UTF-8のCSVをExcelで開いて日本語が文字化けする場合は、文字化けした状態で保存せず、空のブックから「テキストまたはCSVから」で読み込み直します。
最初に原本を残す
文字化けしたCSVをそのまま上書きすると、元の文字を復元できなくなることがあります。まずCSVを複製し、原本は変更しないでください。
次にCSVの文字コードと区切り文字を確認する方法の診断で、文字コードとBOMを確認します。ファイルはブラウザ内で処理され、サーバーには送信されません。
UTF-8とBOMなしが表示された場合
CSV_ENCODING_UTF8 と CSV_BOM_MISSING が同時に表示されても、ファイルが壊れているとは限りません。BOMはファイル先頭に付く文字コードの目印で、UTF-8では必須ではありません。
ただし、ExcelがCSVをダブルクリックで開くとき、BOMなしのUTF-8を環境に合わない文字コードとして解釈し、日本語が崩れることがあります。この場合は拡張子や内容を変更せず、読み込み方法を変えます。
Excelで読み込み直す手順
Windows版Excelでは、一般に次の順で操作します。
- Excelで空のブックを開く
- 「データ」タブを選ぶ
- 「テキストまたはCSVから」を選ぶ
- 元のCSVを指定する
- プレビューの文字コードを
65001: Unicode (UTF-8)にする - 区切り文字が実データと一致しているか確認する
- 日本語と列の分かれ方を確認して読み込む
メニュー名はExcelのバージョンにより少し異なります。
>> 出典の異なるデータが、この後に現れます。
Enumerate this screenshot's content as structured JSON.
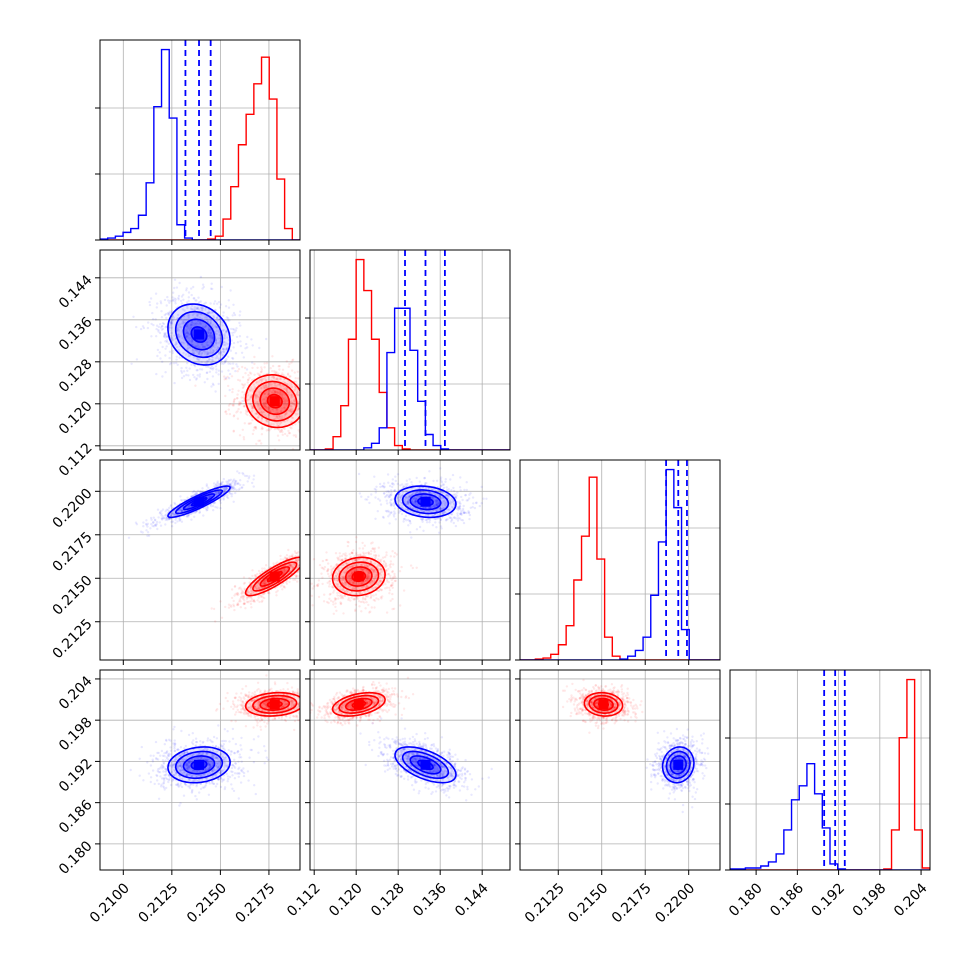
{
  "chart_data": {
    "type": "corner",
    "title": "",
    "params": [
      {
        "ticks": [
          0.21,
          0.2125,
          0.215,
          0.2175
        ],
        "tick_labels": [
          "0.2100",
          "0.2125",
          "0.2150",
          "0.2175"
        ],
        "range": [
          0.2088,
          0.2191
        ]
      },
      {
        "ticks": [
          0.112,
          0.12,
          0.128,
          0.136,
          0.144
        ],
        "tick_labels": [
          "0.112",
          "0.120",
          "0.128",
          "0.136",
          "0.144"
        ],
        "range": [
          0.1112,
          0.1493
        ]
      },
      {
        "ticks": [
          0.2125,
          0.215,
          0.2175,
          0.22
        ],
        "tick_labels": [
          "0.2125",
          "0.2150",
          "0.2175",
          "0.2200"
        ],
        "range": [
          0.2103,
          0.2218
        ]
      },
      {
        "ticks": [
          0.18,
          0.186,
          0.192,
          0.198,
          0.204
        ],
        "tick_labels": [
          "0.180",
          "0.186",
          "0.192",
          "0.198",
          "0.204"
        ],
        "range": [
          0.1762,
          0.2053
        ]
      }
    ],
    "grid": true,
    "series": [
      {
        "color": "#ff0000",
        "means": [
          0.2178,
          0.1205,
          0.2151,
          0.2003
        ],
        "sigmas": [
          0.00075,
          0.0025,
          0.00055,
          0.00085
        ],
        "correlations": {
          "1-0": -0.1,
          "2-0": 0.85,
          "2-1": 0.1,
          "3-0": 0.15,
          "3-1": 0.4,
          "3-2": -0.1
        },
        "hist_values": [
          [
            0.0,
            0.0,
            0.0,
            0.0,
            0.0,
            0.0,
            0.0,
            0.0,
            0.0,
            0.0,
            0.0,
            0.0,
            0.0,
            0.0,
            0.005,
            0.02,
            0.11,
            0.28,
            0.5,
            0.66,
            0.82,
            0.96,
            0.74,
            0.32,
            0.06,
            0.0
          ],
          [
            0.0,
            0.0,
            0.005,
            0.06,
            0.2,
            0.5,
            0.86,
            0.72,
            0.5,
            0.26,
            0.1,
            0.02,
            0.005,
            0.0,
            0.0,
            0.0,
            0.0,
            0.0,
            0.0,
            0.0,
            0.0,
            0.0,
            0.0,
            0.0,
            0.0,
            0.0
          ],
          [
            0.0,
            0.0,
            0.005,
            0.01,
            0.03,
            0.08,
            0.18,
            0.42,
            0.65,
            0.96,
            0.53,
            0.12,
            0.02,
            0.0,
            0.0,
            0.0,
            0.0,
            0.0,
            0.0,
            0.0,
            0.0,
            0.0,
            0.0,
            0.0,
            0.0,
            0.0
          ],
          [
            0.0,
            0.0,
            0.0,
            0.0,
            0.0,
            0.0,
            0.0,
            0.0,
            0.0,
            0.0,
            0.0,
            0.0,
            0.0,
            0.0,
            0.0,
            0.0,
            0.0,
            0.0,
            0.0,
            0.0,
            0.005,
            0.2,
            0.66,
            0.95,
            0.2,
            0.01
          ]
        ]
      },
      {
        "color": "#0000ff",
        "means": [
          0.2139,
          0.1332,
          0.2194,
          0.1915
        ],
        "sigmas": [
          0.0008,
          0.0029,
          0.00045,
          0.0013
        ],
        "correlations": {
          "1-0": -0.2,
          "2-0": 0.9,
          "2-1": -0.15,
          "3-0": 0.15,
          "3-1": -0.55,
          "3-2": 0.1
        },
        "quantile_lines": [
          [
            0.2132,
            0.2139,
            0.2145
          ],
          [
            0.1293,
            0.1332,
            0.1369
          ],
          [
            0.2187,
            0.2194,
            0.2199
          ],
          [
            0.1899,
            0.1915,
            0.1929
          ]
        ],
        "hist_values": [
          [
            0.005,
            0.01,
            0.02,
            0.04,
            0.06,
            0.13,
            0.3,
            0.7,
            1.0,
            0.64,
            0.08,
            0.01,
            0.0,
            0.0,
            0.0,
            0.0,
            0.0,
            0.0,
            0.0,
            0.0,
            0.0,
            0.0,
            0.0,
            0.0,
            0.0,
            0.0
          ],
          [
            0.0,
            0.0,
            0.0,
            0.0,
            0.0,
            0.0,
            0.0,
            0.01,
            0.03,
            0.1,
            0.44,
            0.64,
            0.64,
            0.45,
            0.22,
            0.07,
            0.02,
            0.005,
            0.0,
            0.0,
            0.0,
            0.0,
            0.0,
            0.0,
            0.0,
            0.0
          ],
          [
            0.0,
            0.0,
            0.0,
            0.0,
            0.0,
            0.0,
            0.0,
            0.0,
            0.0,
            0.0,
            0.0,
            0.0,
            0.0,
            0.005,
            0.02,
            0.05,
            0.12,
            0.34,
            0.62,
            1.0,
            0.8,
            0.16,
            0.0,
            0.0,
            0.0,
            0.0
          ],
          [
            0.005,
            0.005,
            0.01,
            0.01,
            0.02,
            0.04,
            0.08,
            0.2,
            0.35,
            0.42,
            0.53,
            0.38,
            0.21,
            0.03,
            0.005,
            0.0,
            0.0,
            0.0,
            0.0,
            0.0,
            0.0,
            0.0,
            0.0,
            0.0,
            0.0,
            0.0
          ]
        ]
      }
    ]
  }
}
「データの取得」内にある場合もあります。
先頭ゼロや長い番号も確認する
文字化けが直っても、郵便番号、商品コード、会員番号などが数値へ自動変換されることがあります。00123 が 123 になったり、長い番号が指数表示になったりする場合は、Power Queryまたはテキストインポートで対象列を文字列として読み込みます。
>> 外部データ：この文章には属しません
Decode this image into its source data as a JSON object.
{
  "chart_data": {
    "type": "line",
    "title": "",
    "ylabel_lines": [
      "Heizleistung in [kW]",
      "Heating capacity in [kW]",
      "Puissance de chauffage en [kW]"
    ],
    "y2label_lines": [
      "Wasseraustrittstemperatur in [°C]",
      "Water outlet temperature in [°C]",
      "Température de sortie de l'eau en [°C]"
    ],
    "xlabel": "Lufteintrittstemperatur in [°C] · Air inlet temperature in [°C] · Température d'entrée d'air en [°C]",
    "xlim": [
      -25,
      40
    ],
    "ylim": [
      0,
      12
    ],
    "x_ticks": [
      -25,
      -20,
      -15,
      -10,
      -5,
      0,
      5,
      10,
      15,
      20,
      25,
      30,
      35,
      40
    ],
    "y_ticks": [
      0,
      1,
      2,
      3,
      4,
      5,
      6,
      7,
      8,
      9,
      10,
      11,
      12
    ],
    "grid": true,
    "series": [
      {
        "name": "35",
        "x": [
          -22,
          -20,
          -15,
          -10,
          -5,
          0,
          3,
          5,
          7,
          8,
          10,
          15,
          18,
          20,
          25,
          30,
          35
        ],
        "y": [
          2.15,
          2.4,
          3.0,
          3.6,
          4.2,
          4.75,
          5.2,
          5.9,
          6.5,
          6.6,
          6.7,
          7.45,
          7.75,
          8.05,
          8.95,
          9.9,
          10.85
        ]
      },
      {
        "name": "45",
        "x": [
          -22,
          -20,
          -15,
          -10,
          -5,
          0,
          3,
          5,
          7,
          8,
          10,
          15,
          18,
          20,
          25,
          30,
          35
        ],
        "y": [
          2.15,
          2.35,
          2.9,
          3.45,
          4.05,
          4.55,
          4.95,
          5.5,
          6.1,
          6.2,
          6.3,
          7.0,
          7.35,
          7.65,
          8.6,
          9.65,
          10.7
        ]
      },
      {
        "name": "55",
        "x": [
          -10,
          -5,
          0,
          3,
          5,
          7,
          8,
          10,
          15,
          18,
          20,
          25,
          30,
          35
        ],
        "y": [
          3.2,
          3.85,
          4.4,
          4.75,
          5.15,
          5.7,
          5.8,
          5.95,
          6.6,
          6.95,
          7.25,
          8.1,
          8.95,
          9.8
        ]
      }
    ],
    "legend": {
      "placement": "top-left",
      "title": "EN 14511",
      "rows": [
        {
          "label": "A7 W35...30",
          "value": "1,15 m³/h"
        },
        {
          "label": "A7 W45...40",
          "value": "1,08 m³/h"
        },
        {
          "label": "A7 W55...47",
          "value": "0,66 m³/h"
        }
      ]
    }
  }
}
読み込み後では元のゼロを推測できないため、プレビュー段階で列型を確認することが重要です。
BOM付きへ変換する場合
毎回同じ相手がダブルクリックで開く運用なら、作成元で UTF-8 BOM付き を選べるか確認します。変換する場合も、元ファイルを残し、変換後に次を比較してください。
- 行数が同じ
- 列数が同じ
- 日本語が正しい
- 先頭ゼロが残っている
- 日付や長い番号が変わっていない
BOMを付けることは、列ずれやCSV構文の誤りを直す操作ではありません。全データが1列にまとまる場合はCSVがExcelで1列になる場合の区切り文字確認へ進みます。
UTF-8を選んでも直らない場合
診断が CSV_ENCODING_SHIFT_JIS や CSV_ENCODING_UTF16 を示す場合は、UTF-8ではなく表示された候補を読み込み画面で選びます。CSV_ENCODING_UNREADABLE の場合は、自動判定の対応外、破損、またはテキストではないファイルの可能性があります。
作成元に確認できるなら、次を聞くのが確実です。
- 出力時の文字コード
- 区切り文字
- 改行を含む値の有無
- Excel向けの出力設定があるか
推測した文字コードで上書きを繰り返さず、正しい条件が分かってからコピーを変換します。